Compiled by Iskender Nurmi

Suit Against VIP-Motorcades Reaches European Court
Ufa resident Yevgenii Kareev, who sued the Bashkir and Russian governments for illegally blocking streets to let the motorcades of senior officials pass, has sent a similar appeal to the Strasbourg-based European Court of Human Rights, RosBalt reported on 30 April. Kareev told the news agency that the "possibilities for considering the controversial issue in the courts of the Russian Federation are over." Kareev said that, between February and April, he filed five lawsuits to different courts, but they all refused to consider the cases. Kareev said that the refusals were "evidence that Russia's judicial power depended on the executive." In his appeal to the Strasbourg court, he demanded that the Russian authorities pay him 100,000 euros ($112,534) in compensation.

Bashneft Says Minor Shareholders' Representatives Eligible For New Board Of Directors
Nail Rizvanov, an adviser to the Bashneft general director, denied reports that representatives of the company's minor shareholders were prevented from taking part in the 28 April shareholders meeting (see "RFE/RL Tatar-Bashkir Report," 29 and 30 April 2003), saying that all shareholders had enough time to complete the registration procedure.
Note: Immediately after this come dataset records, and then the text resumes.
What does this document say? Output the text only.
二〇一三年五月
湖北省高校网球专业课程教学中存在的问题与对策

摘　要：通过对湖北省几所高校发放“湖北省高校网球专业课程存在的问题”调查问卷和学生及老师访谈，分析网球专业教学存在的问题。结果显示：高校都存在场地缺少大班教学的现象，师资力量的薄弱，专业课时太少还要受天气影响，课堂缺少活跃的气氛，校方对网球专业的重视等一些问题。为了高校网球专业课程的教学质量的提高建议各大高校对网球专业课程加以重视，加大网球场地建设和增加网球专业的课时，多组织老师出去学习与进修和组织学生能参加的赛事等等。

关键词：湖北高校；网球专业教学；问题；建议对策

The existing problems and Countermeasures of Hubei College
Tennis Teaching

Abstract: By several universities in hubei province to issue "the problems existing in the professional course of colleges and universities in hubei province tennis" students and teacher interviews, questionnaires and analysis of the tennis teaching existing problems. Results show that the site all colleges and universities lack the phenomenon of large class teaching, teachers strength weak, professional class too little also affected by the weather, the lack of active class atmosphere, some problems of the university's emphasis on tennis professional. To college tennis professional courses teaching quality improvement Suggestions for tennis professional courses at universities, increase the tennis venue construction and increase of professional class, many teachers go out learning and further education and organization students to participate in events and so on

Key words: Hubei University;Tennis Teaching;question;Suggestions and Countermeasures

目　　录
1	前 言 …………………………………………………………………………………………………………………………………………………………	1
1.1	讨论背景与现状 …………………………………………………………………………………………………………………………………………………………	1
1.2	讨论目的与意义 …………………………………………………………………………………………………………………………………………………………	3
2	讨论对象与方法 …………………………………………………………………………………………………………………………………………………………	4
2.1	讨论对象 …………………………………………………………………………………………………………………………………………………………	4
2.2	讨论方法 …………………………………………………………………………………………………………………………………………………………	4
Rizvanov said independent candidates of minority shareholders -- Vostok Nafta Executive Director Alex Williams and Basic Element metals group Executive Director David Geovanis -- were included in the list of candidates for a new board of directors. Rizvanov added that information on election results will be available in two weeks, after the voting protocol is confirmed, in accordance with the law on joint-stock companies. Currently the Bashneft board of directors is headed by the son of the Bashkir president, Ural Rakhimov. The Bashkir government controls some 85 percent of the oil company.

Fire-Safety Regulations Widely Violated In Schools
Two thirds of Bashkortostan's kindergartens and secondary schools are not equipped with fire alarms and do not have fire extinguishers, RosBalt reported, citing the republic's Emergency Situations Ministry on 30 April. The data was revealed after checks were made by the fire department on the orders of the republican government. The majority of schools built from wood were not protected from fire or lightening strikes. Many schools had immovable metal bars on windows, in violation of safety regulations. Thirty-six fires occurred in the republic's educational institutions in 2002 and another eight have taken place this year.